Myanmar men's DNA no match in tourist murders

  • 12/09/2015
Migrant workers Zaw Lin and Win Zaw Tun (Reuters)
Migrant workers Zaw Lin and Win Zaw Tun (Reuters)

The DNA of two Myanmar men accused of killing a pair of British tourists on a Thai island does not match that found on the suspected murder weapon, a forensics expert witness says.

The testimony casts fresh doubt on the controversial trial of migrant workers Zaw Lin and Win Zaw Tun who are accused of the murder of 24-year-old David Miller and the rape and murder of Hannah Witheridge, 23, on southern Koh Tao island in September 2014.

Both men have pleaded not guilty and face the death penalty if convicted over a case that has tarnished Thailand's reputation as a tourist paradise and seen the police accused of bungling the investigation.

The defence have pressed to retest crucial forensic evidence from the crime scene with a handful of items re-examined by Thailand's Central Institute of Forensic Science (CIFS) including a garden hoe, the suspected murder weapon.

"The DNA on the weapon did not match with the two suspects," Porntip Rojanasunan, director-general of the CIFS, told AFP after testifying at Koh Samui Provincial Court on Friday (local time).

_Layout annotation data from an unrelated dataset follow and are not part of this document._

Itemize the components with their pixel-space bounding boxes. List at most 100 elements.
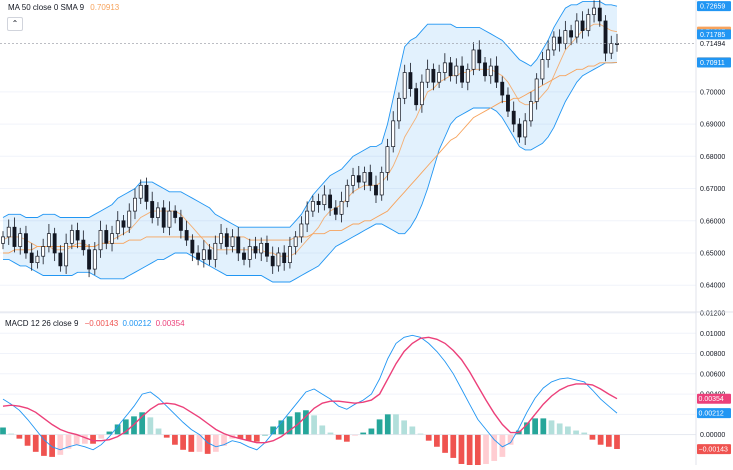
candle-body	[110, 233, 114, 244]
candle-body	[419, 81, 424, 106]
candle-body	[230, 236, 235, 247]
macd-histogram-bar	[163, 434, 170, 438]
macd-histogram-bar	[24, 434, 31, 446]
candle-body	[58, 252, 63, 267]
candle-body	[190, 239, 195, 254]
candle-body	[219, 233, 223, 244]
macd-badge	[697, 408, 731, 419]
macd-histogram-bar	[57, 434, 64, 455]
macd-histogram-bar	[204, 434, 211, 454]
macd-histogram-bar	[597, 434, 604, 445]
macd-histogram-bar	[483, 434, 489, 464]
price-tick-label: 0.65000	[700, 250, 725, 257]
candle-body	[287, 246, 292, 264]
candle-body	[442, 62, 447, 73]
candle-body	[500, 81, 505, 96]
macd-histogram-bar	[540, 418, 547, 435]
macd-legend-params: 12 26 close 9	[30, 319, 79, 328]
candle-body	[276, 252, 281, 267]
candle-body	[12, 226, 17, 247]
macd-histogram-bar	[8, 433, 15, 435]
candle-body	[259, 242, 264, 254]
candle-body	[18, 233, 23, 247]
candle-body	[477, 49, 482, 64]
macd-histogram-bar	[499, 434, 506, 457]
macd-histogram-bar	[466, 434, 473, 468]
macd-histogram-bar	[122, 419, 129, 435]
candle-body	[24, 233, 28, 254]
candle-body	[574, 20, 579, 38]
macd-histogram-bar	[442, 434, 448, 453]
candle-body	[310, 201, 315, 212]
macd-histogram-bar	[196, 434, 203, 452]
macd-histogram-bar	[319, 425, 326, 435]
candle-body	[609, 43, 614, 54]
macd-histogram-bar	[147, 417, 154, 435]
macd-histogram-bar	[417, 433, 424, 435]
macd-histogram-bar	[524, 422, 530, 435]
candle-body	[425, 68, 430, 83]
candle-body	[517, 123, 522, 138]
candle-body	[41, 246, 46, 257]
macd-histogram-bar	[172, 434, 178, 445]
macd-histogram-bar	[335, 434, 342, 440]
macd-histogram-bar	[556, 423, 563, 435]
macd-histogram-bar	[401, 420, 408, 435]
candle-body	[414, 88, 419, 106]
macd-histogram-bar	[384, 414, 391, 435]
macd-legend-signal: 0.00354	[155, 319, 185, 328]
macd-tick-label: 0.01200	[700, 311, 725, 318]
macd-histogram-bar	[368, 428, 375, 435]
price-badge	[697, 29, 731, 40]
candle-body	[161, 207, 166, 228]
candle-body	[184, 230, 189, 241]
macd-histogram-bar	[180, 434, 186, 450]
candle-body	[397, 97, 401, 122]
macd-badge-label: 0.00354	[699, 396, 724, 403]
price-badge-label: 0.72659	[700, 4, 725, 11]
macd-histogram-bar	[41, 434, 47, 456]
main-legend-label: MA	[8, 3, 20, 12]
macd-tick-label: 0.00800	[700, 351, 725, 358]
macd-histogram-bar	[106, 431, 113, 435]
candle-body	[431, 68, 436, 83]
candle-body	[150, 201, 155, 218]
macd-tick-label: 0.00000	[700, 432, 725, 439]
candle-body	[322, 194, 327, 205]
candle-body	[546, 49, 551, 60]
price-tick-label: 0.66000	[700, 218, 725, 225]
candle-body	[207, 249, 212, 260]
macd-histogram-bar	[16, 434, 23, 439]
candle-body	[402, 72, 407, 99]
candle-body	[580, 20, 585, 31]
macd-histogram-bar	[73, 434, 80, 445]
candle-body	[460, 65, 464, 83]
price-tick-label: 0.68000	[700, 154, 725, 161]
candle-body	[69, 230, 74, 244]
candle-body	[511, 110, 516, 125]
candle-body	[64, 242, 69, 267]
macd-histogram-bar	[352, 434, 358, 436]
candle-body	[282, 252, 287, 264]
macd-histogram-bar	[409, 426, 416, 435]
candle-body	[534, 78, 539, 102]
main-legend: MA 50 close 0 SMA 9 0.70913	[8, 3, 119, 12]
price-badge-label: 0.71494	[700, 41, 725, 48]
collapse-legend-button[interactable]: ⌃	[7, 17, 23, 31]
macd-tick-label: 0.00600	[700, 371, 725, 378]
macd-histogram-bar	[188, 434, 195, 452]
macd-badge	[697, 393, 731, 404]
candle-body	[35, 255, 40, 264]
candle-body	[592, 7, 596, 15]
macd-legend-macd: 0.00212	[122, 319, 152, 328]
macd-histogram-bar	[0, 427, 6, 435]
macd-histogram-bar	[237, 434, 244, 439]
main-legend-params: 50 close 0 SMA 9	[21, 3, 85, 12]
price-tick-label: 0.67000	[700, 186, 725, 193]
candle-body	[201, 249, 206, 260]
macd-histogram-bar	[245, 434, 252, 441]
candle-body	[115, 220, 120, 235]
candle-body	[52, 233, 57, 254]
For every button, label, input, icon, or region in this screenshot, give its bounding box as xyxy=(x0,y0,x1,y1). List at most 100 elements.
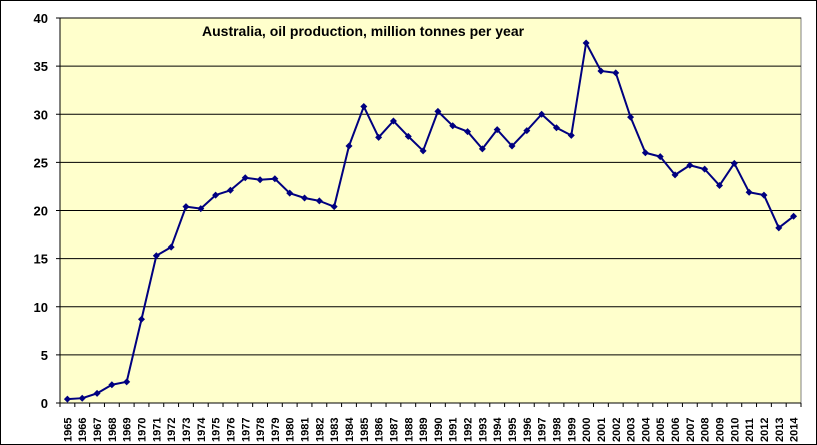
x-tick-label: 1968 xyxy=(107,418,119,442)
data-point xyxy=(478,145,486,153)
x-tick-label: 2012 xyxy=(759,418,771,442)
data-point xyxy=(226,186,234,194)
x-tick-label: 1977 xyxy=(240,418,252,442)
x-tick-label: 2011 xyxy=(744,418,756,442)
x-tick-label: 2014 xyxy=(789,417,801,442)
x-tick-label: 1996 xyxy=(522,418,534,442)
data-point xyxy=(449,122,457,130)
data-point xyxy=(375,133,383,141)
data-point xyxy=(345,142,353,150)
x-tick-label: 1976 xyxy=(225,418,237,442)
data-point xyxy=(760,191,768,199)
x-tick-label: 2001 xyxy=(596,418,608,442)
y-tick-label: 35 xyxy=(34,59,48,74)
x-tick-label: 1994 xyxy=(492,417,504,442)
y-tick-label: 5 xyxy=(41,348,48,363)
x-tick-label: 1991 xyxy=(448,418,460,442)
data-point xyxy=(745,188,753,196)
data-point xyxy=(790,212,798,220)
x-tick-label: 1989 xyxy=(418,418,430,442)
data-point xyxy=(212,191,220,199)
y-tick-label: 10 xyxy=(34,300,48,315)
y-tick-label: 30 xyxy=(34,107,48,122)
x-tick-label: 1997 xyxy=(537,418,549,442)
x-tick-label: 2013 xyxy=(774,418,786,442)
x-tick-label: 1983 xyxy=(329,418,341,442)
x-tick-label: 1980 xyxy=(285,418,297,442)
data-point xyxy=(567,131,575,139)
y-tick-label: 20 xyxy=(34,204,48,219)
x-tick-label: 1974 xyxy=(196,417,208,442)
x-tick-label: 1999 xyxy=(566,418,578,442)
x-tick-label: 1969 xyxy=(122,418,134,442)
y-tick-label: 25 xyxy=(34,155,48,170)
data-point xyxy=(301,194,309,202)
x-tick-label: 1972 xyxy=(166,418,178,442)
x-axis: 1965 1966 1967 1968 1969 1970 1971 1972 1973 1974… xyxy=(59,402,802,442)
x-tick-label: 1985 xyxy=(359,418,371,442)
data-point xyxy=(197,205,205,213)
x-tick-label: 2009 xyxy=(714,418,726,442)
data-point xyxy=(582,39,590,47)
x-tick-label: 2007 xyxy=(685,418,697,442)
x-tick-label: 2004 xyxy=(640,417,652,442)
data-point xyxy=(404,132,412,140)
data-point xyxy=(360,103,368,111)
x-tick-label: 1995 xyxy=(507,418,519,442)
chart-title: Australia, oil production, million tonne… xyxy=(202,23,525,39)
x-tick-label: 2000 xyxy=(581,418,593,442)
x-tick-label: 1978 xyxy=(255,418,267,442)
x-tick-label: 1981 xyxy=(300,418,312,442)
x-tick-label: 1992 xyxy=(463,418,475,442)
data-point xyxy=(138,315,146,323)
data-point xyxy=(241,174,249,182)
data-points xyxy=(63,39,798,403)
x-tick-label: 1971 xyxy=(151,418,163,442)
x-tick-label: 1966 xyxy=(77,418,89,442)
data-point xyxy=(330,203,338,211)
data-point xyxy=(123,378,131,386)
x-tick-label: 2010 xyxy=(729,418,741,442)
data-point xyxy=(671,171,679,179)
y-tick-label: 15 xyxy=(34,252,48,267)
data-point xyxy=(715,181,723,189)
data-point xyxy=(464,128,472,136)
x-tick-label: 2006 xyxy=(670,418,682,442)
y-tick-label: 0 xyxy=(41,396,48,411)
x-tick-label: 1967 xyxy=(92,418,104,442)
data-point xyxy=(434,107,442,115)
data-point xyxy=(315,197,323,205)
data-point xyxy=(656,153,664,161)
x-tick-label: 2002 xyxy=(611,418,623,442)
x-tick-label: 1973 xyxy=(181,418,193,442)
x-tick-label: 1986 xyxy=(374,418,386,442)
data-point xyxy=(701,165,709,173)
x-tick-label: 1988 xyxy=(403,418,415,442)
data-point xyxy=(63,395,71,403)
x-tick-label: 1982 xyxy=(314,418,326,442)
data-point xyxy=(538,110,546,118)
data-point xyxy=(93,389,101,397)
data-point xyxy=(597,67,605,75)
y-axis: 0 5 10 15 20 25 30 35 40 xyxy=(34,11,61,411)
data-point xyxy=(256,176,264,184)
data-point xyxy=(508,142,516,150)
data-point xyxy=(686,161,694,169)
grid-lines xyxy=(60,17,801,356)
x-tick-label: 1975 xyxy=(211,418,223,442)
x-tick-label: 2008 xyxy=(700,418,712,442)
x-tick-label: 1984 xyxy=(344,417,356,442)
data-point xyxy=(775,224,783,232)
data-point xyxy=(271,175,279,183)
data-point xyxy=(493,126,501,134)
data-point xyxy=(641,149,649,157)
x-tick-label: 1998 xyxy=(551,418,563,442)
x-tick-label: 1990 xyxy=(433,418,445,442)
data-point xyxy=(552,124,560,132)
data-point xyxy=(389,117,397,125)
x-tick-label: 1970 xyxy=(137,418,149,442)
x-tick-label: 1993 xyxy=(477,418,489,442)
data-point xyxy=(419,147,427,155)
x-tick-label: 1987 xyxy=(388,418,400,442)
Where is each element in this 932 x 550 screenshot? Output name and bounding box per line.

They found the DNA of two "unidentified people" on the hoe, she added.

The battered bodies of Miller and Witheridge were found on the sleepy diving island of Koh Tao on September 15.

Police say Miller had been struck by a single blow and left to drown in shallow surf while Witheridge had been raped and then beaten to death with a garden hoe.

Prosecutors have previously argued that DNA evidence implicates the two Myanmar migrants but the defence has said an under-pressure police force coerced confessions, later retracted, from the pair.

Nakhon Chomphuchat, the lead lawyer for the migrants, said Friday's testimony showed the two men "were not involved with the case as police have accused".

The trial is still under way and a verdict is expected in October.